AI model tokens are becoming the new nightmare for software engineers. As you progress and understand how token consumption hits your pocket, and consequently affects your project's development, you start looking for alternatives.
In my case, I started a few projects using models with a lower cost per token, which usually means lower capacity or speed. In some scenarios, I managed to complete everything using only these models. However, in other projects, I had to resort to more advanced models, and that's when token consumption increased significantly.
To illustrate, we are currently in early April, and my premium token requests have already exceeded 50% of the monthly limit. Clearly, maintaining this pace is not sustainable.

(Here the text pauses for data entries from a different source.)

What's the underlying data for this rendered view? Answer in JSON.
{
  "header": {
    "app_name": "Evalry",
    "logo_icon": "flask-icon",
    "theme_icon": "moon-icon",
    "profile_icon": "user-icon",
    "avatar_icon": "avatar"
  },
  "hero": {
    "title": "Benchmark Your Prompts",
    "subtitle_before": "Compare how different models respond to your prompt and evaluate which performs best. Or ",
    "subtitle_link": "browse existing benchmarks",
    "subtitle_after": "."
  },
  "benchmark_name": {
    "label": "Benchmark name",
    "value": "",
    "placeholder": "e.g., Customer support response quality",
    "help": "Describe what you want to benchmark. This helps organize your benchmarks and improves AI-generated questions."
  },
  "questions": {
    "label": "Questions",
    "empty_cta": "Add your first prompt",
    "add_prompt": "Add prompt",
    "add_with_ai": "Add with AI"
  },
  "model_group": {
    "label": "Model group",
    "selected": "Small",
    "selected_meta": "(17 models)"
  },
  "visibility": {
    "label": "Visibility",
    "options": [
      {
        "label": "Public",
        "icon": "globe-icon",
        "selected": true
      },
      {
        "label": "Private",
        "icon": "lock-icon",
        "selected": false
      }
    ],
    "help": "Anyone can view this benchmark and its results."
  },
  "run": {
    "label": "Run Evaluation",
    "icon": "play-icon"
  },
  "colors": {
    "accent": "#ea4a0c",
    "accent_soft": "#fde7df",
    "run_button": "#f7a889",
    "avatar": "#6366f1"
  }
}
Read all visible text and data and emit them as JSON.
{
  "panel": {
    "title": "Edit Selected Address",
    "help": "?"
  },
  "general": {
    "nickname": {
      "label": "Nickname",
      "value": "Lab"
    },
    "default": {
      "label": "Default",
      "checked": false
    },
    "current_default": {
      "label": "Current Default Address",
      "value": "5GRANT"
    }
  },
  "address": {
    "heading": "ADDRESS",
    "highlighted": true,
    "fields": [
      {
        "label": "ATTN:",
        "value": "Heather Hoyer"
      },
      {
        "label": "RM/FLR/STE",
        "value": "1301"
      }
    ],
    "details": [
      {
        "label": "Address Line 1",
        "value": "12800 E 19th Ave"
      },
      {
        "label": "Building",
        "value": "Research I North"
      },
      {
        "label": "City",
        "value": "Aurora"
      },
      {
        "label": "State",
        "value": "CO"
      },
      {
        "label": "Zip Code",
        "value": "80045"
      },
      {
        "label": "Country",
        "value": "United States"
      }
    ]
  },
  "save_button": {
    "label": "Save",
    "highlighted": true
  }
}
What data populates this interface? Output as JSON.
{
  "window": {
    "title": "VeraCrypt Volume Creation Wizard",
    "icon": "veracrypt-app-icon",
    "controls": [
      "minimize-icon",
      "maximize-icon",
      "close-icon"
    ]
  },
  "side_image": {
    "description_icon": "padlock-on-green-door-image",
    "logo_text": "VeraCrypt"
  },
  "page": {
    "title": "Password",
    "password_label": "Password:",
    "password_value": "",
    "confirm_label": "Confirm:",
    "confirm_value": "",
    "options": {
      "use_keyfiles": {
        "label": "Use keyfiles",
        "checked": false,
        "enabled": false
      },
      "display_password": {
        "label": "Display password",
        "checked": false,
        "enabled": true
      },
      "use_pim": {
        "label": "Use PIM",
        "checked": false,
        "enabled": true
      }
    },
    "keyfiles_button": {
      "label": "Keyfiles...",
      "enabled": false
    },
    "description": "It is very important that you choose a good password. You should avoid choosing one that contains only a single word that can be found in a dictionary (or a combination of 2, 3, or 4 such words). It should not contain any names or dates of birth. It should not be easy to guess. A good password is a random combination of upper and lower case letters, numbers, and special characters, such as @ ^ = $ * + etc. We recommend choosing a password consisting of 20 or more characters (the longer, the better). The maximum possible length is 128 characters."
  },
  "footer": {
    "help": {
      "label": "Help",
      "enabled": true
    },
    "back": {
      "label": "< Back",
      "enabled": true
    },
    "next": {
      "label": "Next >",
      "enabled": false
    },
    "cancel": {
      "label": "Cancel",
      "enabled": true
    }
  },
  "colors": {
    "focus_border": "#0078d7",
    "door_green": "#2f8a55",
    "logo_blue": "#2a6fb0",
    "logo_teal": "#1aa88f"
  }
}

Recently, I discovered a library called RTK, developed in Rust. It works by intercepting terminal output and filtering out redundant content before it is sent to the model, helping to reduce the volume of tokens consumed.

RTK isn't a silver bullet, but it has already brought relevant gains by decreasing token consumption in routine tasks that an agent performs during feature development, refactoring, and documentation generation.
Some users report a significant reduction in token usage during sessions of approximately 30 minutes. Without RTK, a session might consume around 120,000 tokens with the tool, that number can drop to somewhere around 25,000 tokens.
Installation on macOS is simple:
brew install rtk
rtk init --global
For engineers using tools like Claude Code, Cursor, or custom workflows with AI agents, RTK can act as an interesting intermediary layer, helping the model focus more on logic and less on unnecessary noise.
Tools like RTK help, but the greatest savings still come from workflow changes, primarily in how we use context and iterate with it.